The secondary structure of the protein contains the interaction between local residues regulated by hydrogen bonds. The most common secondary structure is α- Spiral and β- Fold, in addition to β- Corner and random curl. After calculation, it is found that other helices, such as 310 helices and π helices, have favorable hydrogen bonding modes in energy, but these helices are very rare in natural proteins α. The screw can be found in the end only after it is wrapped in an unfavorable skeleton in the center. Tight corners and loose and flexible rings will connect more "regular" secondary structures. The arbitrary form is not a real secondary structure but a form of secondary structure without rules.

Protein secondary structure prediction: the early method of protein secondary structure prediction is based on the tendency of amino acids to form helix or fold, and sometimes it must be used together with the method of estimating the energy of forming a secondary structure. These methods can predict the three states of residues (spiral, fold, or curl) with about 60% accuracy. If multiple sequence alignment is used, the accuracy can be greatly improved to 80%. Multiple sequence alignment can know the complete distribution of amino acids at a certain position (including the position near it, generally 7 residues on each side), and the evolution process provides a clearer picture of the structure trend. For example, glycine at a certain position of the protein itself has shown that it is an arbitrary form. However, the comparison of multiple sequences shows that in 95% of the proteins after nearly one billion years of evolution, that is a favorable helical amino acid. In addition, if the average hydrophobicity is detected at that location, it will also be found that the residual solubility is α the spiral is consistent. Taken together, these factors show that glycine in the original protein is α Spiral structure, not an arbitrary shape. Many methods will combine the existing data to form the prediction of three states, including a neural network, hidden Markov model, and support vector machine. Modern prediction methods can also provide confidence scores for prediction results at each location. Accurate secondary structure prediction is an important element of tertiary structure prediction.

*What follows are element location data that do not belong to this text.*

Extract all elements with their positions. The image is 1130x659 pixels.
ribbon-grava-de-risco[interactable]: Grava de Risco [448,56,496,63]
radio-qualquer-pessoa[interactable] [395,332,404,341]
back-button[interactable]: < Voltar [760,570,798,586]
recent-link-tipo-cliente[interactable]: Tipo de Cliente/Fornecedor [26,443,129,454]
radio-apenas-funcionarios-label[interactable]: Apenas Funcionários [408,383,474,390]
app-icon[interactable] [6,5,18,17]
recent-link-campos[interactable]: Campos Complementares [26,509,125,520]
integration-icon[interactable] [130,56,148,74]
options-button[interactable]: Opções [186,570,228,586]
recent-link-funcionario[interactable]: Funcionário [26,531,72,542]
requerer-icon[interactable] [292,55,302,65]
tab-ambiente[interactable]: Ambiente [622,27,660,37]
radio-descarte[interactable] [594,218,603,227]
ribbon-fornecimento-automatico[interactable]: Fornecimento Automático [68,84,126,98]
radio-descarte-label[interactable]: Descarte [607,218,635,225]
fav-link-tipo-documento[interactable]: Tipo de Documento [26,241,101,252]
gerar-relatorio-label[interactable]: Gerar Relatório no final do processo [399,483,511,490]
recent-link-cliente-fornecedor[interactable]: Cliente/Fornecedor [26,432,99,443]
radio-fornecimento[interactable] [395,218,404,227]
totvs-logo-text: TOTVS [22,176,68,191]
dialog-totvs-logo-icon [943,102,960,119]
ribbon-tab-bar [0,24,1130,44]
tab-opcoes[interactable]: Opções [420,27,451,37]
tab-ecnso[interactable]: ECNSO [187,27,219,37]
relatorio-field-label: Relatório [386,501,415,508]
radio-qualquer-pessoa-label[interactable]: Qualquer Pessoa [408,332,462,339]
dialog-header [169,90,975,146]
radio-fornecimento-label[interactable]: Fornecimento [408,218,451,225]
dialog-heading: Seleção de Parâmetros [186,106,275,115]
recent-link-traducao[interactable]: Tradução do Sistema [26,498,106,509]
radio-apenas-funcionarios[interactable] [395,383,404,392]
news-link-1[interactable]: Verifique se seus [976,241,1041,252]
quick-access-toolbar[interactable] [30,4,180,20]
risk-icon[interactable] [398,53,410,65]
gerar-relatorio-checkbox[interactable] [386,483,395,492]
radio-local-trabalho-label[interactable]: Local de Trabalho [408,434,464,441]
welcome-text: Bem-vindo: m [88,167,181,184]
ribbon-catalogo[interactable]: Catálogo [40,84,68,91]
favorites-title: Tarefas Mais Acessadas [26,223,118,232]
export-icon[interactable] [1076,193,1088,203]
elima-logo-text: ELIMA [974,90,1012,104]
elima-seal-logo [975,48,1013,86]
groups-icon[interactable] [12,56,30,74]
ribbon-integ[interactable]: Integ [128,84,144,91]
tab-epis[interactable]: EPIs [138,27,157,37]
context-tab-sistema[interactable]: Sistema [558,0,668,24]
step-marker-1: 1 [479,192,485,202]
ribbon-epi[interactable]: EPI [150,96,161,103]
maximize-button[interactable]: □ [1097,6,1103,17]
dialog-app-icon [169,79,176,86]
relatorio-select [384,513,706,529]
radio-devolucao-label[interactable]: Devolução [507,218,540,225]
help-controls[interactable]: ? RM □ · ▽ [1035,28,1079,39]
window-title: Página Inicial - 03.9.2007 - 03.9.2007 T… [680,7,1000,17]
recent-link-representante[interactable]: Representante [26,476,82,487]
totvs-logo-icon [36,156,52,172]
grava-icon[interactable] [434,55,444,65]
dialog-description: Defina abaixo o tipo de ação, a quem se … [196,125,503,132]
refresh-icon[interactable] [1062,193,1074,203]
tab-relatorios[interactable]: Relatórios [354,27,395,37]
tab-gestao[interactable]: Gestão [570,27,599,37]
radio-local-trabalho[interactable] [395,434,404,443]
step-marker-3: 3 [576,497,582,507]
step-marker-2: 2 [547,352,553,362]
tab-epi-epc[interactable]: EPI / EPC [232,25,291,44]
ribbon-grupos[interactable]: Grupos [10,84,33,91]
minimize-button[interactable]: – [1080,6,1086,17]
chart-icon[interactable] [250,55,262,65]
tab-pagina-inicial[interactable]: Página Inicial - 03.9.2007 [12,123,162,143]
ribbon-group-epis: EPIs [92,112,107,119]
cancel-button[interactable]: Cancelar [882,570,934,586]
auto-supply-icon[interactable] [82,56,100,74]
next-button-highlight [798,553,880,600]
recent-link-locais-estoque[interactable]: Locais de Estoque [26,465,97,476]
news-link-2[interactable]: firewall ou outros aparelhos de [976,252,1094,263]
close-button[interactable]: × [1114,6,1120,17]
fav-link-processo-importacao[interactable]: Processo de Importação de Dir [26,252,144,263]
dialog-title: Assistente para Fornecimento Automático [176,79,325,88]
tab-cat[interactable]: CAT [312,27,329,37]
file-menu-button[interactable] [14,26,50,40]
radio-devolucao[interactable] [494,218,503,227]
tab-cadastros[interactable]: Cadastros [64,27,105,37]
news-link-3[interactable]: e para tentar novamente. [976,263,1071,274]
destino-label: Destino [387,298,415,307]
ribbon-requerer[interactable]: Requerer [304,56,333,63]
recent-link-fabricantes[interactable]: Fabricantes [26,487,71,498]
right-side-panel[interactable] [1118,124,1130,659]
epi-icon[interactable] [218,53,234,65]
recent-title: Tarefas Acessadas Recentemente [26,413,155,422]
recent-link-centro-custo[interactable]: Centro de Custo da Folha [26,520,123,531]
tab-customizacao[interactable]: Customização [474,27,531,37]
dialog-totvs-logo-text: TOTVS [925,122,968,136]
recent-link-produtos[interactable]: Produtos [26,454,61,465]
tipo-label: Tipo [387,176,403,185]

Machine learning is an algorithm designed to enable the computer to automatically analyze and obtain rules from data and use the rules to predict unknown data. Since the development of machine learning, many algorithms have been developed and applied in a wide range of fields. In the field of bioinformatics, the data-driven ml method can implicitly learn this mechanism from known data based on different RNA sequences or sequence characteristics. Deep learning, random forest, support vector machine, and other algorithms are widely used in protein structure prediction, protein function point prediction, and subcellular location prediction.